Emerging managers outside the U.S. — who wouldn’t be included in the PitchBook data — also targeted new areas. Yellow raised €30 million ($32 million) for startups located in less traditional tech hubs in Southern Europe like Italy and Portugal. Norrsken22 raised $205 million for its debut fund to invest in growth-stage startups in Africa.

A decrease in new emerging managers isn’t necessarily a bad thing. Back in 2020 and 2021, everyone wanted to be a founder or a VC. Many folks who just thought it would be fun, or didn’t really have the background or experience, were able to go out and raise funds from LPs. That doesn’t help the ecosystem.

VCs have a fiduciary duty to their investors to make them money. Startups on the flip side are looking to take money from investors who can help them beyond the check. Similar to the venture deal side, many emerging managers who raised in 2021 could only have raised in 2021, and that isn’t a good foundation for a successful firm.

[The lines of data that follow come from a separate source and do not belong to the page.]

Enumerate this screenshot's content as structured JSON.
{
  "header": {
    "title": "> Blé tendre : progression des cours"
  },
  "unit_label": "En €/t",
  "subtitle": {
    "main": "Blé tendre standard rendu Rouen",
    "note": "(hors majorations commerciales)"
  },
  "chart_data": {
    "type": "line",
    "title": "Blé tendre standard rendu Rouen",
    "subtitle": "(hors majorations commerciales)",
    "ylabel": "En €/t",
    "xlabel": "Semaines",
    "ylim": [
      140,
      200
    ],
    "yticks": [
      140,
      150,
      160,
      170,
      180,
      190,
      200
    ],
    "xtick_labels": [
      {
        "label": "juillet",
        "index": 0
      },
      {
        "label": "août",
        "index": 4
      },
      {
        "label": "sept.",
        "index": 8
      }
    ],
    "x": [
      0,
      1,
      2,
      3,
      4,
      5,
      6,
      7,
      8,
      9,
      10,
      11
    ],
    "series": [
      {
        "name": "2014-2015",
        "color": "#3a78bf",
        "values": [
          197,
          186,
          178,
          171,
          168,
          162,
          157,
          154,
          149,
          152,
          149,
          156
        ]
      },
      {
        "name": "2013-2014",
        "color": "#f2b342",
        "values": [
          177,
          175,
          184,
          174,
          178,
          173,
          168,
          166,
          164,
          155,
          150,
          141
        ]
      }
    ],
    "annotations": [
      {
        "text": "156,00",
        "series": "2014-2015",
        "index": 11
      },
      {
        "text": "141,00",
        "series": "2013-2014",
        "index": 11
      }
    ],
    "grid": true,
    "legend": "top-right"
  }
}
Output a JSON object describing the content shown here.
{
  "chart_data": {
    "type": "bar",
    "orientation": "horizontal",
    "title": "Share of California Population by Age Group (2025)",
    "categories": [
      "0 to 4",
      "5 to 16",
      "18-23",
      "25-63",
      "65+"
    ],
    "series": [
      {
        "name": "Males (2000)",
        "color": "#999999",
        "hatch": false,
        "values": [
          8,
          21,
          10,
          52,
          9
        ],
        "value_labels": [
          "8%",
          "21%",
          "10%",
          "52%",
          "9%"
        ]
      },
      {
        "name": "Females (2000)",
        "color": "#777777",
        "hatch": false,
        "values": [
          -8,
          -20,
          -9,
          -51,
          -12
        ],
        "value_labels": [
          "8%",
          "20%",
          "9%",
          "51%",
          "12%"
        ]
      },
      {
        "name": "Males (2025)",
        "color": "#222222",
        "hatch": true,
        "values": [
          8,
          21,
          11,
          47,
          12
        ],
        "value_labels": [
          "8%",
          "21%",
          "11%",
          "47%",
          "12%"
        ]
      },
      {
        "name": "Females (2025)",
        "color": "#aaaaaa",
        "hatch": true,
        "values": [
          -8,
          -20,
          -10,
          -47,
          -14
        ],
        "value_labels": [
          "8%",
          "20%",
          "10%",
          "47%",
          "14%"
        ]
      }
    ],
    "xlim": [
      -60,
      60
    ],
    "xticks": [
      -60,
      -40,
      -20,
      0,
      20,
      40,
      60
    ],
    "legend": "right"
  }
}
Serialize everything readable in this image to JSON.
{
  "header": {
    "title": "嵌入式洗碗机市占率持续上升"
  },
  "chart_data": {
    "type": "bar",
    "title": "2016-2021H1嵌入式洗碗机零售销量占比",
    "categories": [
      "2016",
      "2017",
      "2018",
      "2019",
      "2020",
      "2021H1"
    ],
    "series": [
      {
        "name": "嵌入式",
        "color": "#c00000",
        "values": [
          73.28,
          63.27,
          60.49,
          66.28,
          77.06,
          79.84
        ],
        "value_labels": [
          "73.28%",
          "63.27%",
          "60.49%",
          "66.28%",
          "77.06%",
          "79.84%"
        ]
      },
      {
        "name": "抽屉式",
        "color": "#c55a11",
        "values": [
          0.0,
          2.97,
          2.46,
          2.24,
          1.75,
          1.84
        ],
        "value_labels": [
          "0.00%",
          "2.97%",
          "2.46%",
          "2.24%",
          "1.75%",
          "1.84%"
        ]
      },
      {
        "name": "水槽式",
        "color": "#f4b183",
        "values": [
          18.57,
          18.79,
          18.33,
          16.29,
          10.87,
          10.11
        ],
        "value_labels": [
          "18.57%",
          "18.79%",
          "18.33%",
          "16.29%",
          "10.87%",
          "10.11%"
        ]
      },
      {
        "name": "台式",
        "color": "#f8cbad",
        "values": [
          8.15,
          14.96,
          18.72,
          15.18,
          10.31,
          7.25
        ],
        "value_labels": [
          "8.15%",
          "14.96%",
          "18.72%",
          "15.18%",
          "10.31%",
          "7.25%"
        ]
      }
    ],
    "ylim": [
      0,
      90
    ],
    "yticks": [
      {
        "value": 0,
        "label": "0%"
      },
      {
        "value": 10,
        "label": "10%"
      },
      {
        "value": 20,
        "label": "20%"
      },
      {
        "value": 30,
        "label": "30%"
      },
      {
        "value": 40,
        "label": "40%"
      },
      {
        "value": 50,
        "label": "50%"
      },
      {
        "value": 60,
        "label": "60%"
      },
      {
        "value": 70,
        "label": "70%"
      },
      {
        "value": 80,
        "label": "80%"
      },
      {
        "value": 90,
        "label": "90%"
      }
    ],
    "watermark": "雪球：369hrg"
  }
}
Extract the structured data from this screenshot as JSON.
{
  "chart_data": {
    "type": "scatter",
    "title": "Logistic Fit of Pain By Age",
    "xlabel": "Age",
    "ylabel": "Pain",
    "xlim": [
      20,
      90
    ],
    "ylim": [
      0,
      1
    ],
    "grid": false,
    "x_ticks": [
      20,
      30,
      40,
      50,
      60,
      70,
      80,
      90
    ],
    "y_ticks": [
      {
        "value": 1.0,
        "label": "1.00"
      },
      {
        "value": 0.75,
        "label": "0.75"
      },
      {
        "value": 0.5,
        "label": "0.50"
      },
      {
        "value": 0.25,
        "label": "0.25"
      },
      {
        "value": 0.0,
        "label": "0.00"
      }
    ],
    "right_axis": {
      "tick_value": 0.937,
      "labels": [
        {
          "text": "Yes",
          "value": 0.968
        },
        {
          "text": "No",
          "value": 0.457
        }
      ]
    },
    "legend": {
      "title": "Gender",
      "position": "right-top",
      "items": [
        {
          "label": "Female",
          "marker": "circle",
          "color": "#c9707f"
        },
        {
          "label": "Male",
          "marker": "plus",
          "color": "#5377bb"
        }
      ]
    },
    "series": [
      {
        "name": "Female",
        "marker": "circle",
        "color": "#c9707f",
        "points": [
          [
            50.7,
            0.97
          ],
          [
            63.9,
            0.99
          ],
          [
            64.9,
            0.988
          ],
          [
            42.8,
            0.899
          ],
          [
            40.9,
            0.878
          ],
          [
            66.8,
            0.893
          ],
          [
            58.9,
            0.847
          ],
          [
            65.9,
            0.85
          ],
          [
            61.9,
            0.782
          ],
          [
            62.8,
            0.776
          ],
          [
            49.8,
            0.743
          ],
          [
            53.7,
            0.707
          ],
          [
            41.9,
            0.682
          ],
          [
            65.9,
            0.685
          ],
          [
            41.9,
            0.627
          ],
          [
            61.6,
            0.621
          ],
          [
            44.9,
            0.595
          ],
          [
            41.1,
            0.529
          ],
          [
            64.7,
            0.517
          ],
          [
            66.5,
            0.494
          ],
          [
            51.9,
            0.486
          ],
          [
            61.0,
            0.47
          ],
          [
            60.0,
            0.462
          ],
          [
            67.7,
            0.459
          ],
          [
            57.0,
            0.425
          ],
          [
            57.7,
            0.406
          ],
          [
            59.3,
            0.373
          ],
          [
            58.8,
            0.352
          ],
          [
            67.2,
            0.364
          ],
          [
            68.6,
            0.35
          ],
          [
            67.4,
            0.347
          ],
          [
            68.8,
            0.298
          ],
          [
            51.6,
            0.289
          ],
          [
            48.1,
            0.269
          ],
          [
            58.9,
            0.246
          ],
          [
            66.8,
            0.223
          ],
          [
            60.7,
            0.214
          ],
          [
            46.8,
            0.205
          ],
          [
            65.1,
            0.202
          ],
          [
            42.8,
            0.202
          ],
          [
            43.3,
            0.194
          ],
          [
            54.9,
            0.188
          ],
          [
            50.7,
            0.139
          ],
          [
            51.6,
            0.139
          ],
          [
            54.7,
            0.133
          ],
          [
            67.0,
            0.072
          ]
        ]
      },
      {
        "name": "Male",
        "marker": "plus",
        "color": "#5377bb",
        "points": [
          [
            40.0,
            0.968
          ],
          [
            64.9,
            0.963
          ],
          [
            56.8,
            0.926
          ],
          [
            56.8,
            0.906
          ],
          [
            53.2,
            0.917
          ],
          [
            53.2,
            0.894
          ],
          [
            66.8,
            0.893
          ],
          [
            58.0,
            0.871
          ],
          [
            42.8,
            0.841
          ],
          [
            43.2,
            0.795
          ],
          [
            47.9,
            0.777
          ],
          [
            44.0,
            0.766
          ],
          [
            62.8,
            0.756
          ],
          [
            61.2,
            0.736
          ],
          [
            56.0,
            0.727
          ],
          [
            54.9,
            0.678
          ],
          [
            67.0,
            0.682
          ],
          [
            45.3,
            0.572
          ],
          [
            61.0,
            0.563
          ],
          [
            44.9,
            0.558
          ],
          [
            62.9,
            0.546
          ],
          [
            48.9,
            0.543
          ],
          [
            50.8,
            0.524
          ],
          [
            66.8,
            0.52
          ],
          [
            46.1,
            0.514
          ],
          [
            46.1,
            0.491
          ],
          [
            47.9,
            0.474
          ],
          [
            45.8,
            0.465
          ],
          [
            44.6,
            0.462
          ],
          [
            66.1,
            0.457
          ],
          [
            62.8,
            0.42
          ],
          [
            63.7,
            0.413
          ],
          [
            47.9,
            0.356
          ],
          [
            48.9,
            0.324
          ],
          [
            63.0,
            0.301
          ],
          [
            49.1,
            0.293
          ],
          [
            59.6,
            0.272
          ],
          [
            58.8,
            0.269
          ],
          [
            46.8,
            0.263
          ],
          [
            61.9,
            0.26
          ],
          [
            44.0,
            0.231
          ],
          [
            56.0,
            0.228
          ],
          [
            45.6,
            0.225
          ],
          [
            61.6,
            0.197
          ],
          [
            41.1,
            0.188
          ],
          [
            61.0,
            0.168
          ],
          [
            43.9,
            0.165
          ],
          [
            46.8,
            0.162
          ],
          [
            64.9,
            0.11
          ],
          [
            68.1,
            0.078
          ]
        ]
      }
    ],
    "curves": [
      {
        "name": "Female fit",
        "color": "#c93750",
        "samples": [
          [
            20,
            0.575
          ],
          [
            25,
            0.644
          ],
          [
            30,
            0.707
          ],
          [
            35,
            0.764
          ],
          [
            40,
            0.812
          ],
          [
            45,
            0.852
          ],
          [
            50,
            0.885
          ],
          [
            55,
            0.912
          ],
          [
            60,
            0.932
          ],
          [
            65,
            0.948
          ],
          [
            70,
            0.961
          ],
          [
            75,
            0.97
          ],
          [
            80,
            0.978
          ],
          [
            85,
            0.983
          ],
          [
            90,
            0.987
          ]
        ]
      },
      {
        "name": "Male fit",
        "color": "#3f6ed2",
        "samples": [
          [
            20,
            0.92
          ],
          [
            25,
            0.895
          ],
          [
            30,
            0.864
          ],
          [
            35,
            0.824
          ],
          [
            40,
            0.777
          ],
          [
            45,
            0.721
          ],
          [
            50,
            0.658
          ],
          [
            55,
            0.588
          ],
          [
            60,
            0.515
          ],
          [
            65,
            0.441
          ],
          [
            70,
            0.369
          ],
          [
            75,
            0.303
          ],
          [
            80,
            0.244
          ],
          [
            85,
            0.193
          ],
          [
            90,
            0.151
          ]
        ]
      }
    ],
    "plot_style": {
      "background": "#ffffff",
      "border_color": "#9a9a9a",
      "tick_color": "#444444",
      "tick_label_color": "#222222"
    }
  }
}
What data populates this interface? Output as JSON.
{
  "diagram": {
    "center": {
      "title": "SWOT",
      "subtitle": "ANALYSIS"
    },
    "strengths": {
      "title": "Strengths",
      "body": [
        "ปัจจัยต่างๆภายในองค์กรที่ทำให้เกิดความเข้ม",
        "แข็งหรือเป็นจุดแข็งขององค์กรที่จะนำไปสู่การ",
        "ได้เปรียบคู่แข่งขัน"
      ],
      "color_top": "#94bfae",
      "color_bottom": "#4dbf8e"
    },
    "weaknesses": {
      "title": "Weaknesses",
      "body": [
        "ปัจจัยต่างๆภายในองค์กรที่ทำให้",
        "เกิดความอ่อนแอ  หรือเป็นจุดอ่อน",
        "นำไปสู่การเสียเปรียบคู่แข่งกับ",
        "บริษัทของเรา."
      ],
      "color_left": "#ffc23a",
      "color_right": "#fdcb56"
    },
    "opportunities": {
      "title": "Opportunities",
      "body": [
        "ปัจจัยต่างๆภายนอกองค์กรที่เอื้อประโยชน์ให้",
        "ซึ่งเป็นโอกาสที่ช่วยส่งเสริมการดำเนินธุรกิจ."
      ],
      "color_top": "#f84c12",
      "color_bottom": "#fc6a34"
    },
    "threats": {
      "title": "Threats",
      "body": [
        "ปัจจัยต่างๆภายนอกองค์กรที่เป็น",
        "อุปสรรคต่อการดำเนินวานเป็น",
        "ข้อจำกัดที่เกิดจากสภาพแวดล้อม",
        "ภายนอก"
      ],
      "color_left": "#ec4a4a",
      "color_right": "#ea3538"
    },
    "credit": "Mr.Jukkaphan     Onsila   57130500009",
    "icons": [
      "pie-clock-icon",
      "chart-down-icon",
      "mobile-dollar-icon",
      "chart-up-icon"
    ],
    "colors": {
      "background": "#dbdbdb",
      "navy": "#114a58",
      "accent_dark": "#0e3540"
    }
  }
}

“There is a lot more to being a fund manager than just raising the capital,” Harrison said. “It’s having the expertise to support portfolio companies, or other investors that may help them hit milestones. It’s a brutal awakening that [emerging managers] are having now. There are other things that you have to do and some are unwilling to do that, or simply can’t.”

All of this is good for the venture market heading into 2024. While Harrison, and seemingly no one in general, thinks that the fundraising market will have a substantial rebound in 2024, it’s refreshing to see that emerging managers, like VC deals, are just returning to normal market conditions. Good managers can still raise. Cutting out some of the tourist investors will be better for LPs and startups in the long run.

“I think a big takeaway is emerging managers aren’t going anywhere,” Harrison said. “LPs aren’t just the CALPERs of the world. There are a ton of thoughtful LPs out there who, yes, they want to have a financial return, and they are also thought leaders in the space and want to put their capital strategically into those spaces. Emerging managers in a lot of ways are a good way to do that.”